Then ASP.NET is probably the superior choice.
C# is a better language by far and the .NET runtime is a better runtime by far.
It only ever makes sense to use Python for data-science one-offs and munging if you have competency in Java/C#/etc. It's not a language well suited to application development.
I work mostly in Python and I like it. However, C# is a great, and for some reason underrated, language that is certainly better along a number of dimension.
I didn't downvote, but IMO it's only half true: C# and the runtime really are excellent. But the C# library ecosystem is much smaller than the Java, JavaScript, PHP, and Python ecosystems (and even Go/Rust for a lot of things), and there are even quite a few commercial (paid for) libraries! This may not matter for a particular project, but for me it's significant enough to not make C# a universal recommendation.
Hopefully it changes now that C# is open source, but for now it's quite a big downside.
Try rewriting your comment like an engineering discussion than an opinion piece: share that experience with specific details about things which worked better or worse, using enough detail for anyone else to be able to decide whether your environment is enough like their own to be applicable.
Since this is a Django thread, that could be covering things about, say, why you prefer .Net forms or trade offs from various ORMs.
I think C# is a quite respectable language so you could cover, say, why its typing is more productive than something like mypy or how package management compares.
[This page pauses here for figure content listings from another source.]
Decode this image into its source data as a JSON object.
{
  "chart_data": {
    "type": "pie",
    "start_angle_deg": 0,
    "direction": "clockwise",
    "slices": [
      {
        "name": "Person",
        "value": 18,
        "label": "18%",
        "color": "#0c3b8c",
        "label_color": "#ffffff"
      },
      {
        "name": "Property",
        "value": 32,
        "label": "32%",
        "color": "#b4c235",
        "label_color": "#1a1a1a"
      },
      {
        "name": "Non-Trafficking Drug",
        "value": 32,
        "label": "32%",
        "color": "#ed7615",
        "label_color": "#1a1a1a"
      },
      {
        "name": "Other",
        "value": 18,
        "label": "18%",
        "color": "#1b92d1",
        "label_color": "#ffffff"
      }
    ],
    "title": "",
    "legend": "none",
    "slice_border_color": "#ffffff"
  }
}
C# is a powerful language that is highly expressive, has a great type system, excellent compiler and great IDE, excellent async support, fast HTTP stack in standard library, blessed application development framework and object relational mapper, etc. Basically everything you could ask for in an ecosystem for developing a long-lived web application.
Python is a scripting language which is great for one-offs and has great data-science libraries but lacks static typing, poor IDE experience, slow runtime performance, poor portability because of it's reliance on FFI, poor long-term application maintenance track record, no blessed frameworks, competing and incompatible async solutions, etc.
Tbh I don't think there is much contest. Yes you can write a bunch of Python quickly that will do something but if you already know C# which is much better suited for the task it's clearly a better choice.
Maybe but you should always ask for what, that's the main-point. Sometimes Java or even Javascript/Node is the best stack. Many many point's play into a decision for a web-stack, maybe he wants that "quickly", maybe he works in a C# shop and so on....
It only ever makes sense to use Python for data-science one-offs and munging if you have competency in Java/C#/etc. It's not a language well suited to application development.